Approach: Mixed-methods, two-week diary study with 40 U.S. Clue users (perimenopausal or menopausal, joined perimenopause mode in past 3 months).
Data collection
- Daily symptom logs and reflective diary entries
- App analytics (1,977 tracking events from 16 fully-engaged participants)
- System Usability Scale (SUS) survey
- 30-minute semi-structured exit interviews
Analysis
- Qualitative: Thematic analysis (Braun & Clarke) of diaries and interviews
- Quantitative: Descriptive statistics and correlation analyses (R) of tracking data and SUS scores
Ethics: IRB-approved, anonymous data, securely stored & destroyed post-study. Compensation: $50 Amazon gift card.
Finding 1: Tracking as Validation & Advocacy
Participants used logs as evidence in clinical visits. Tracking strengthened self-awareness and confidence — even when clinicians remained skeptical.
My doctor wasn’t listening... I needed to present a more holistic picture.
P38, exit interview
Finding 2: Two Distinct Tracking Styles
Daily Trackers: Consistent multi-category logging. Sporadic Trackers: Reactive logging during symptom spikes or before appointments.
Finding 3: Interconnected Symptoms
Correlation analysis revealed strong links among hot flashes, brain fog, mood swings, and sleep disruption. These symptoms rarely occurred in isolation, suggesting the need for holistic views rather than siloed metrics.
Finding 4: High Usability, Shallow Insights
Average SUS score of 88.3 (industry benchmark: 68). Users praised the interface but wanted customizable symptom categories, richer trend analysis, and integration with wearables.

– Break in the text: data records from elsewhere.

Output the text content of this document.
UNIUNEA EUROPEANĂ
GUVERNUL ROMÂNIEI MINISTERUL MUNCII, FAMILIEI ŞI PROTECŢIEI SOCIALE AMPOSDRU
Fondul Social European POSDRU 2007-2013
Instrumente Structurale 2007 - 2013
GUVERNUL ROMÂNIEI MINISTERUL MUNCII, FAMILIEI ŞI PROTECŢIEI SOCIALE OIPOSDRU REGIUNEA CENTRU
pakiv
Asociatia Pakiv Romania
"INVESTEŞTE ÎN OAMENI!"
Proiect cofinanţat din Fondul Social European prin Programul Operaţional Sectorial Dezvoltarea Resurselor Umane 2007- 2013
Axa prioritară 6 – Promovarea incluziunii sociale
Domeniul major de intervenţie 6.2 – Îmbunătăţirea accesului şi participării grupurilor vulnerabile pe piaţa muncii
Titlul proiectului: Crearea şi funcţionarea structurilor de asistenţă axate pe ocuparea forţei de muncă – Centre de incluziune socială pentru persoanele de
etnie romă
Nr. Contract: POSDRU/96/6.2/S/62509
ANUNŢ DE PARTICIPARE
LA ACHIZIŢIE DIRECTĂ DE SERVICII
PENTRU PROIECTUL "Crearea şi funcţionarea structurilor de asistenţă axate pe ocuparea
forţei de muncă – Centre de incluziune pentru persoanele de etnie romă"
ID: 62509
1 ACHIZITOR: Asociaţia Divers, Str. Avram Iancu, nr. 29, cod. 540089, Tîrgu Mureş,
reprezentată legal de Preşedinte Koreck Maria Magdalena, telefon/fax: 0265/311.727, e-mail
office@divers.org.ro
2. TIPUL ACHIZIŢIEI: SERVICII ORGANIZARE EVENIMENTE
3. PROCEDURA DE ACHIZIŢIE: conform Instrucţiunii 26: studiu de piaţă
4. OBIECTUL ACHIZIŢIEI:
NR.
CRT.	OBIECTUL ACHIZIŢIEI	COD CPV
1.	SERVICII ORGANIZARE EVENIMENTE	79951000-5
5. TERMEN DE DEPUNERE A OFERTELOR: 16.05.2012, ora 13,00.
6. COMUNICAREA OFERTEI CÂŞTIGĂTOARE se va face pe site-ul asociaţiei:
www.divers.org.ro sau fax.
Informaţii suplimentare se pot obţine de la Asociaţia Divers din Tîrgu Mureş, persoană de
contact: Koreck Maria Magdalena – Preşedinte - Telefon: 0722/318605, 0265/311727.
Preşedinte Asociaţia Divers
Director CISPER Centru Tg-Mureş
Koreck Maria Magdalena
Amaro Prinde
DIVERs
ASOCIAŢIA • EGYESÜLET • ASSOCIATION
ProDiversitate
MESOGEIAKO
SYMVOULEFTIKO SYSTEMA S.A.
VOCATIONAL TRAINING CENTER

Recommendations surfaced from research
- Customizable Tracking — Let users add or hide symptoms to reduce cognitive load
- Richer Insights & Visualizations — Provide context-sensitive explanations and correlations
- Ecosystem Integration — Sync with fitness trackers and health records
- Adaptive Interfaces — Recognize tracking style (daily vs. sporadic) and tailor prompts or dashboards
Research impact
- Informed Clue’s roadmap exploration of personalized analytics and wearable integration
- Added empirical evidence to feminist HCI scholarship, demonstrating how digital tools enable self-validation and clinical advocacy
- Showcased a rigorous mixed-methods approach blending quantitative correlations with rich participant narratives
Publication: Manuscript in peer review for CHI 2026 (ACM Conference on Human Factors in Computing Systems).
This project reaffirmed the value of designing with feminist HCI principles: centering lived experience, resisting over-medicalization, and providing agency through customization and insight.